When I saw my therapist, he had asked me about my panic attacks. I had told him that I still had my expected ones, but no unexpected ones. I thought he was asking because it’s in my medical record. But it turns out that Vyvanse can make panic attacks worse. I didn’t know that, but fortunately I hadn’t experienced any issues on my original dose. And my therapist had no reason to believe that on this increased dose I would have issues.
But the other evening, not only did I have an epic unexpected panic attack, I had a horrible gallbladder attack as well.
I’ve had a history of gallbladder issues. It’s something that is in my family history and I used to have attacks every few months or so. I had an ultrasound and I don’t think they found gallstones. I was just told that if my attacks became more frequent or painful to come back and we would reevaluate. I may need my gallbladder out, but as of right now it’s staying.
But I haven’t had a gallbladder attack in a while. And I’m not sure if the panic or gallbladder attack came first, but having them together was pretty horrible. I was in incredible pain. I couldn’t find a comfortable position to be in and I was sweating like crazy. I also might have been crying but I really don’t remember. I may have passed out too because time passed that I don’t remember.
This episode lasted about an hour and honestly it was one of the worst hours I’ve had possibly ever (even worse than recovering from hip or tonsil surgery). I really debated calling 911 at times because whenever I have an unexpected panic attack I question if it is that or if it is really a heart attack or something worse. It doesn’t help that a gallbladder attack can feel similar to a heart attack as well.

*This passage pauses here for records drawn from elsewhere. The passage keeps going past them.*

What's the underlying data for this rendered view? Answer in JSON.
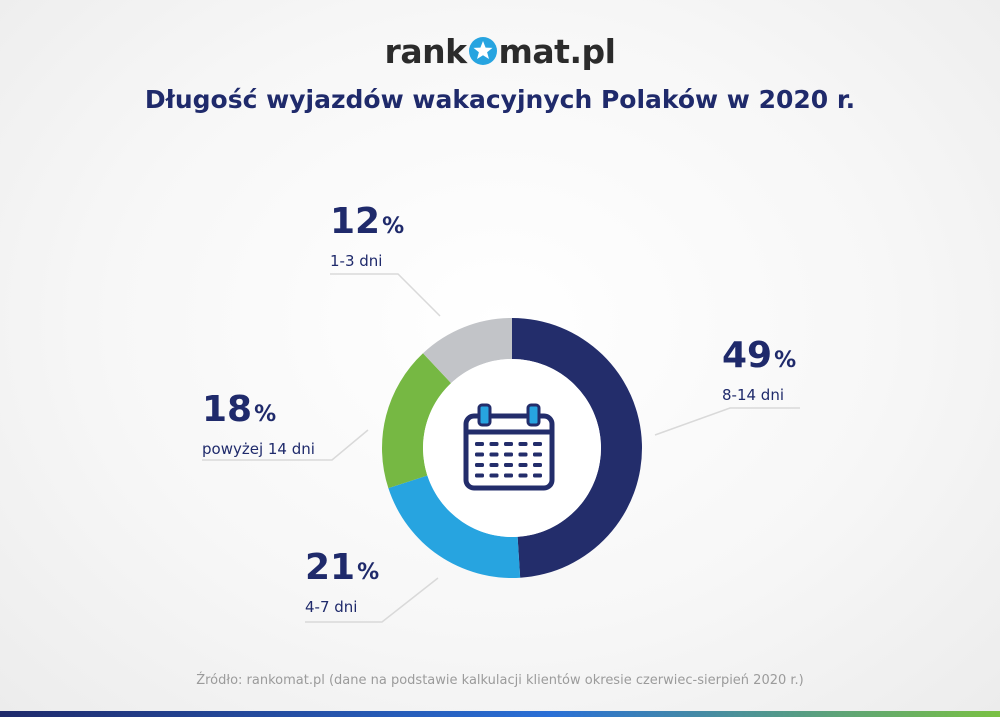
{
  "header": {
    "logo_prefix": "rank",
    "logo_suffix": "mat.pl",
    "title": "Długość wyjazdów wakacyjnych Polaków w 2020 r."
  },
  "labels": {
    "l0": {
      "value": "49",
      "unit": "%",
      "category": "8-14 dni"
    },
    "l1": {
      "value": "21",
      "unit": "%",
      "category": "4-7 dni"
    },
    "l2": {
      "value": "18",
      "unit": "%",
      "category": "powyżej 14 dni"
    },
    "l3": {
      "value": "12",
      "unit": "%",
      "category": "1-3 dni"
    }
  },
  "chart_data": {
    "type": "pie",
    "title": "Długość wyjazdów wakacyjnych Polaków w 2020 r.",
    "categories": [
      "8-14 dni",
      "4-7 dni",
      "powyżej 14 dni",
      "1-3 dni"
    ],
    "values": [
      49,
      21,
      18,
      12
    ],
    "unit": "%",
    "colors": [
      "#232d6b",
      "#27a4e0",
      "#76b843",
      "#c2c4c8"
    ],
    "center_icon": "calendar-icon"
  },
  "colors": {
    "title": "#1f2a6b",
    "logo_star": "#27a4e0"
  },
  "footer": {
    "source": "Źródło: rankomat.pl (dane na podstawie kalkulacji klientów okresie czerwiec-sierpień 2020 r.)"
  }
}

Once the episode was done, I rested for a minute before trying to get up. I took a shower (all that sweating made me so gross) and then just hung out at my house the rest of the evening. I was supposed to go to an event that evening for Ms. In The Biz, but there wasn’t really a way for me to pull myself together in time (nor did I really feel comfortable driving).
Yes this sucked that I had to go through it. Panic attacks will possibly be a part of my life for forever (although they are getting better) and gallbladder attacks can be a possibility unless I get it out one day. But honestly, it was only one hour of my day and the rest of the day was pretty good (except having to miss that event). And there’s no point in letting one hour ruin everything else that was good about the day.
Even with the horrible hour I was still able to check off things on my happiness checklist for my therapist. I’m choosing to focus on those good hours and not the one bad one. Hopefully this won’t happen again for a long time, but if it does, I think I’m in a much better mindset to deal with it.